Interview mit dem Organisationskomittee der Aktionswoche (Action Week)

Erschienen auf der Seite von Action Week.


Interview mit dem Organisationskomittee der Aktionswoche (Action Week)

Für die Woche vom 20. bis 26. Mai lädt ein Organisationskomittee (OK) linksradikale Kriegsgegner:innen aus ganz Europa zu einer Aktionswoche und Konferenz „gegen kapitalistische Kriege und kapitalistischen Frieden“ nach Prag ein (actionweek.noblogs.org). Im Gespräch mit Transmitter erläutern die Organisator:innen das Ziel dieses Treffens und ihren Blick auf den Krieg in der Ukraine und den Umgang verschiedener linker Strömungen damit.

TM: Vom 20. bis 26. Mai plant Ihr in Prag eine Aktionswoche gegen den Krieg. Was soll in dieser Zeit geschehen?

OK: Während der Aktionswoche findet jeden Tag eine andere Veranstaltung statt. Es soll Vorträge, Diskussionen, Spendensammlungen, Proteste und verschiedene Arten von direkten Aktionen geben. Wir sehen die Aktionswoche nicht als Tag X an, sondern als einen Moment im Prozess des Aufbaus einer revolutionären defätistischen Gemeinschaft, in einem Prozess, der den Austausch von Texten und Kritiken beinhaltet, Diskussionen, die Organisation von konkreten Aktionen, die Kontinuität des Zusammenwirkens etc. Wir hoffen, dass wir in der Lage sein werden, stärkere Verbindungen im Lager des revolutionären Defätismus aufzubauen und wenn wenn möglich, ein gewisses Maß an programmatischer Zentralisierung zu erreichen, unter Beibehaltung des dezentralen Charakters der Aktionen.

TM: Das Motto Eurer Aktionswoche lautet „Gemeinsam gegen kapitalistische Kriege und kapitalistischen Frieden!” Was wollt ihr mit diesem Slogan sagen? Warum verbinden Ihr den Widerstand gegen kapitalistische Kriege mit dem gegen einen kapitalistischen Frieden?

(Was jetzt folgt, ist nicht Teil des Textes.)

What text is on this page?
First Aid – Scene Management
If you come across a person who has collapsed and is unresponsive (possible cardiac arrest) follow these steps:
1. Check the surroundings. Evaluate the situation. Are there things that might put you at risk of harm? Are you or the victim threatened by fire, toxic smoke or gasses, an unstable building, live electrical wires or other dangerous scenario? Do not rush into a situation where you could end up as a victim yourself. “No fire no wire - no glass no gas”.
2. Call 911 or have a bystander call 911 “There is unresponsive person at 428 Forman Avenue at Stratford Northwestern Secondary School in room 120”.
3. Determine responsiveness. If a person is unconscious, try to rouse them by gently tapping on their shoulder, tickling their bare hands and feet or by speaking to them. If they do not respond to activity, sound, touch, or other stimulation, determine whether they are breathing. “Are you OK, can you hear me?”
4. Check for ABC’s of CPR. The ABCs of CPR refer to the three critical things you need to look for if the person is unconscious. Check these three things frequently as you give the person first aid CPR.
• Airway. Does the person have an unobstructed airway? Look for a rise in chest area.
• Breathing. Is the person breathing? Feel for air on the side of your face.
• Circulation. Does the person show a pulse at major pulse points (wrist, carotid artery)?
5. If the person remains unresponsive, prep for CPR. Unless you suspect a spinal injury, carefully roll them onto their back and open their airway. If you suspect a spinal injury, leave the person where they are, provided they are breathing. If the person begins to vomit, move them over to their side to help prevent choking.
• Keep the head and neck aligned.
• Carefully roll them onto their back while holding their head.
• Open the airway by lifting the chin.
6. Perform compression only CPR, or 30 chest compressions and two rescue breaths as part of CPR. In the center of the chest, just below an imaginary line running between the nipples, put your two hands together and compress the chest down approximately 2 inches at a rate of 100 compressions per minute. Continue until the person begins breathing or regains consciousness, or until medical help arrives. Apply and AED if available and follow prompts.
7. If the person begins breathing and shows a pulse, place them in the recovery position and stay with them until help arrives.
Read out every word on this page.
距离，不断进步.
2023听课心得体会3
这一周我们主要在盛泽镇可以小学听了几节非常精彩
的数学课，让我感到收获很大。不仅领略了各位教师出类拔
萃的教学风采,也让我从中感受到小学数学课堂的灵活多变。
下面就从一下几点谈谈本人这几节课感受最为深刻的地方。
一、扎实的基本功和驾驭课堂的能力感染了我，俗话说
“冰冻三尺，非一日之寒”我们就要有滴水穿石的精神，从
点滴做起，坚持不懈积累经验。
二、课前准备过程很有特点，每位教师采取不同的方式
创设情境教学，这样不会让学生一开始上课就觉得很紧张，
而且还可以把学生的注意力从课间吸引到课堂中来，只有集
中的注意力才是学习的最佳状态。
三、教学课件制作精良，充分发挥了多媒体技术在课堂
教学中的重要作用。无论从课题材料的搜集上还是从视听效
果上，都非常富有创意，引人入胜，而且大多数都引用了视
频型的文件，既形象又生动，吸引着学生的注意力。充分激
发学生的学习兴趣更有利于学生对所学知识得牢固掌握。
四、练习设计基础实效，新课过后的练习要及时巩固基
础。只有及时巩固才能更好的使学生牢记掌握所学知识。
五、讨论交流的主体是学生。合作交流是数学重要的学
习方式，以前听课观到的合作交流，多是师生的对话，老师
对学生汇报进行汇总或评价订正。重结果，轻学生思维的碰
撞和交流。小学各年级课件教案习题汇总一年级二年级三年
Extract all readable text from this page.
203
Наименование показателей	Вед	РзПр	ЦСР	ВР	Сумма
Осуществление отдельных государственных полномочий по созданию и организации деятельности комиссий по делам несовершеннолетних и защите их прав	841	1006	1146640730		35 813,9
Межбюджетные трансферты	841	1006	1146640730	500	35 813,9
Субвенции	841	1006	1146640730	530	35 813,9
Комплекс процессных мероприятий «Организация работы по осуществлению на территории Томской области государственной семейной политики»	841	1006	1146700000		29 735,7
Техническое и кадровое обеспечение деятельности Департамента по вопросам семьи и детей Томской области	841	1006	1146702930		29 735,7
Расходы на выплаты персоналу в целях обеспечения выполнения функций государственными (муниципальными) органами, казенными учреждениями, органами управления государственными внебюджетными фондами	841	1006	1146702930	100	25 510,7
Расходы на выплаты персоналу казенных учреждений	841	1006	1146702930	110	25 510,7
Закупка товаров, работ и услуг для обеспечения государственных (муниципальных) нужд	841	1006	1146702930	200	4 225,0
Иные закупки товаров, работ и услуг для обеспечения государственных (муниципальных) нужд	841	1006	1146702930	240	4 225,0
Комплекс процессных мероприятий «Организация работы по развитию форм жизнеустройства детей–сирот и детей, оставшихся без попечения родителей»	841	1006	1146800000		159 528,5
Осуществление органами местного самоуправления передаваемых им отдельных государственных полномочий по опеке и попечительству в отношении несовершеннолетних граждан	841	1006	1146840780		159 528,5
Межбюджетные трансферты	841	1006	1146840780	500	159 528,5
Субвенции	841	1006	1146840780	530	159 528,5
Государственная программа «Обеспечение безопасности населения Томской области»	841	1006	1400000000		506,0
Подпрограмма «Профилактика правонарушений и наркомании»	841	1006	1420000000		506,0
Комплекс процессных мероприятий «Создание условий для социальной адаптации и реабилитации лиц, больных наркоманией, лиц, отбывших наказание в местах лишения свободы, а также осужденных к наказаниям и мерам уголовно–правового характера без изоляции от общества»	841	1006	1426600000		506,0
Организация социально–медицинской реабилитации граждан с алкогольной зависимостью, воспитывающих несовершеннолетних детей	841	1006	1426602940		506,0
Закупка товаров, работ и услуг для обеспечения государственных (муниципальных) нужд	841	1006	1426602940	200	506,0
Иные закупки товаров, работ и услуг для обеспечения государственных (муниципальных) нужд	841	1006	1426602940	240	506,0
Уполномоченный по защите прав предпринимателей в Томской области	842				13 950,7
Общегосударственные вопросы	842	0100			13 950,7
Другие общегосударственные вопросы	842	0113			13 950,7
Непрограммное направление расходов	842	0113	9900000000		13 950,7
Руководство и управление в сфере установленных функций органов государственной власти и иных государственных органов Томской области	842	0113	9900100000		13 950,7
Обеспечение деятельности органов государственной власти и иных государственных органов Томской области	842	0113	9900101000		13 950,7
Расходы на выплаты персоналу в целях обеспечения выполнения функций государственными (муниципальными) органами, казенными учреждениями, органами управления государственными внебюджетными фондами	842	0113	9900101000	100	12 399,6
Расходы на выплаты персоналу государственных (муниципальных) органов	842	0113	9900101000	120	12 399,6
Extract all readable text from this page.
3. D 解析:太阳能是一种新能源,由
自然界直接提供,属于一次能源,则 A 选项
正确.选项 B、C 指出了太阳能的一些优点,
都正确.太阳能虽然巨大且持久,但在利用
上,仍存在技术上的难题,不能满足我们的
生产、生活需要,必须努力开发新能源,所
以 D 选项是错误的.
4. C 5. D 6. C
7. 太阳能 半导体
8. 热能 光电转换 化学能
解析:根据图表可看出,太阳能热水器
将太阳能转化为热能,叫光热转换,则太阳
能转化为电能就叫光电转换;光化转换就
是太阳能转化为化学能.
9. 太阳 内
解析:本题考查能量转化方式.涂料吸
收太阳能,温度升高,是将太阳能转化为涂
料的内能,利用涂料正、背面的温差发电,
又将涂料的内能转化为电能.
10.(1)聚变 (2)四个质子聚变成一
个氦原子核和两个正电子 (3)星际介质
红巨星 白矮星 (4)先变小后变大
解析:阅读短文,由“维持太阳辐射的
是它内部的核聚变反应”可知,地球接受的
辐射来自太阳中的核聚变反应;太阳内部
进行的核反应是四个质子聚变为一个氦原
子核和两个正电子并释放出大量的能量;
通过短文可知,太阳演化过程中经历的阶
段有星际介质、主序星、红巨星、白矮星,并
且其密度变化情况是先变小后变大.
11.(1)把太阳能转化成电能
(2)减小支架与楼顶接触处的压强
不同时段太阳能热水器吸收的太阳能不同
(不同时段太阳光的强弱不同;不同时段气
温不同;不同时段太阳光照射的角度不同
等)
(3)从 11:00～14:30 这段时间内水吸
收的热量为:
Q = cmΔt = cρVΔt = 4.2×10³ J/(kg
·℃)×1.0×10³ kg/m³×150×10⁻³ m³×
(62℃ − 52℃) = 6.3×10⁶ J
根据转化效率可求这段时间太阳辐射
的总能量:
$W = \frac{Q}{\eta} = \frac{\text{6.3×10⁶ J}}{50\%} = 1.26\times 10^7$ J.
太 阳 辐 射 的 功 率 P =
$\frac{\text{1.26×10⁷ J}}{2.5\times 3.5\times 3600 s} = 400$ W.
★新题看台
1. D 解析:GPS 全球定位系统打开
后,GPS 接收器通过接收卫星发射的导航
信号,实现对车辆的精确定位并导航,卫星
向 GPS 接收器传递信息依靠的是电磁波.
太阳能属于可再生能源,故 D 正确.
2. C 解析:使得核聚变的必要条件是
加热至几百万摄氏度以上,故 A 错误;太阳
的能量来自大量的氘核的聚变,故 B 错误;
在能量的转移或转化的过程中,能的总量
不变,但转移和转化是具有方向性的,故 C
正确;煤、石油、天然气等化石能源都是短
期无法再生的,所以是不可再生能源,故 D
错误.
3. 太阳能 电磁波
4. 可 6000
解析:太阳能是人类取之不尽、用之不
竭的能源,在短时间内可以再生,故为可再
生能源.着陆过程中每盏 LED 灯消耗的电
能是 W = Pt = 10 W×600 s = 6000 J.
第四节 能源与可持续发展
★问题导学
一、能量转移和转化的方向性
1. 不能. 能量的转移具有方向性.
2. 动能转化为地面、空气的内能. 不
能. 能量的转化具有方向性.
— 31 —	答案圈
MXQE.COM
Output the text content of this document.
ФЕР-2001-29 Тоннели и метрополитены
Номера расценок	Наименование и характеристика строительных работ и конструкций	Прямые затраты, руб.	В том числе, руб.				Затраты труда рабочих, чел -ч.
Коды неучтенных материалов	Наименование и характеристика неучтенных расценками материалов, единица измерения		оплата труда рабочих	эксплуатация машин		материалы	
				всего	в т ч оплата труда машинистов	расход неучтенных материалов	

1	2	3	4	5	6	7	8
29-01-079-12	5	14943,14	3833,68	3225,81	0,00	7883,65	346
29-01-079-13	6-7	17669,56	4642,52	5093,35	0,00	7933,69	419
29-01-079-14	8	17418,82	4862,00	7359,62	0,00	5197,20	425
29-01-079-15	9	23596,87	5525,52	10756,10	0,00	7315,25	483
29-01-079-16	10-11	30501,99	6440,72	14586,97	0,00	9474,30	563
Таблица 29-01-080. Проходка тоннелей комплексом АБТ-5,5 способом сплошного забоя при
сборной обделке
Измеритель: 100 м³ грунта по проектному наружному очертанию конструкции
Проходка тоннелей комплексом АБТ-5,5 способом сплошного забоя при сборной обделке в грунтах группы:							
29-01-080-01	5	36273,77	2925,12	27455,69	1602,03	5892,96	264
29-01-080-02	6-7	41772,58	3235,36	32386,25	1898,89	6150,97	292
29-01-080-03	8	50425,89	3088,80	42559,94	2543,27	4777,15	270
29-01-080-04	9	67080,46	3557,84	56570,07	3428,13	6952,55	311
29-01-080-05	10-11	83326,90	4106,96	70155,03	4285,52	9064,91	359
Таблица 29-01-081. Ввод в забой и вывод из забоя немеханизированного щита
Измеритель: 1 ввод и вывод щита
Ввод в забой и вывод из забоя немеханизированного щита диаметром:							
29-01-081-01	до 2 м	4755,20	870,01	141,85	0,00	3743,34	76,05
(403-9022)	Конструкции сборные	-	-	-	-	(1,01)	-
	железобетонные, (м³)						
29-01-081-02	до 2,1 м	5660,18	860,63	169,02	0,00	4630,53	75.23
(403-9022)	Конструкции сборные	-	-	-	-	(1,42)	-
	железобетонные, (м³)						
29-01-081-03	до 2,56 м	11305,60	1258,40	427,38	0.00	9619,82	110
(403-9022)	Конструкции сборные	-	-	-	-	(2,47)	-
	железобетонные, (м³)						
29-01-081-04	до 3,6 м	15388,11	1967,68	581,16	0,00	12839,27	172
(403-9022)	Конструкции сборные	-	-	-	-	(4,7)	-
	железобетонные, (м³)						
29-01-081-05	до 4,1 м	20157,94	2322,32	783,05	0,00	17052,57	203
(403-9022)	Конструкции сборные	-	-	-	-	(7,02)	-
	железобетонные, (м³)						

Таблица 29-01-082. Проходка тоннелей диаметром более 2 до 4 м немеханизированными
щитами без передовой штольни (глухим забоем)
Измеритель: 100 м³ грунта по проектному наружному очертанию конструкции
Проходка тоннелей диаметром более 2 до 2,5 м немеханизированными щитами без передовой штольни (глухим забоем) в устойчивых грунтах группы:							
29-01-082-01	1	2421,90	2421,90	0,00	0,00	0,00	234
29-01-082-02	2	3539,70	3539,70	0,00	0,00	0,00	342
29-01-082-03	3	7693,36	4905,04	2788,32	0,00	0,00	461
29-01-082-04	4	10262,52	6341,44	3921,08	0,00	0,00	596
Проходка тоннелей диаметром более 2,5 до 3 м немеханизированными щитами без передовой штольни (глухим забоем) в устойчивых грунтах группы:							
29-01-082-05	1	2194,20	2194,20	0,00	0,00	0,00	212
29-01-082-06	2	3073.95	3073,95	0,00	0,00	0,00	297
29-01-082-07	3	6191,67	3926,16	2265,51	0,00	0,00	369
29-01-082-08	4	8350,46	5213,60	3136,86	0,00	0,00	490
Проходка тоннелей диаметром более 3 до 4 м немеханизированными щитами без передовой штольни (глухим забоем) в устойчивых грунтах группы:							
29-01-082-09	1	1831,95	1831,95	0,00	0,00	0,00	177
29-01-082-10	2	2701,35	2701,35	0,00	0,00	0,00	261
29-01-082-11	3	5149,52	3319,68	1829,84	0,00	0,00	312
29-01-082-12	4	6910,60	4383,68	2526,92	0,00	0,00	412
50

Krieg und Frieden sind im Kapitalismus keine Gegensätze; sie sind Teil desselben Zyklus von Zerstörung und Wiederaufbau. Was die Bourgeoisie meint, wenn sie von Frieden spricht, ist in Wirklichkeit der Zustand des Klassenkriegs gegen das Proletariat oder mit anderen Worten der Status quo der kapitalistischen Ausbeutung. Durch die Logik der Expansion des Marktes, die eine inhärente Eigenschaft des kapitalistischen Kreislaufs der Produktion und des Warenaustauschs ist, ist jede kapitalistische Fraktion gezwungen, mit den anderen zu konkurrieren. Wenn die Ausdehnung des Marktes nicht mehr mit nichtmilitärischen Mitteln möglich ist, dann treten militärische an ihre Stelle. In der Tat kann die Periode des kapitalistischen „Friedens” als eine Periode der Kriegsvorbereitung charakterisiert werden – Waffenproduktion, nationalistische Propaganda, Bildung von bürgerlichen Allianzen. Wenn sozialdemokratische Kräfte zum „Frieden” aufrufen, fordern sie das Proletariat auf, dankbar zu sein, dass das Gemetzel des Krieges beendet ist und die Fortsetzung der bürgerlichen Herrschaft und der kapitalistischen Ausbeutung zu akzeptieren. Was wir fordern, ist kein Frieden, sondern der Klassenkampf gegen unsere Ausbeuter. Wir wollen den kapitalistischen Krieg in einen Bürgerkrieg verwandeln für die kommunistische Weltrevolution.

TM: Am Ende der Aktionswoche soll eine internationale Antikriegskonferenz stattfinden. Was ist das Ziel dieser Konferenz?

OK: … internationalistische Konferenz, auf der wir versuchen werden, von der Diskussion theoretischer Fragen zur Koordination konkreter Antikriegsaktivitäten zu kommen.

TM: Ihr habt eine lange Liste von Gruppen und Organisationen aus ganz Europpa veröffentlicht, die Ihr dazu einladet, ziemlich viele davon sind anarchistische Gruppen. Wird diese Konferenz organisiert von und für das anarchistische Milieu?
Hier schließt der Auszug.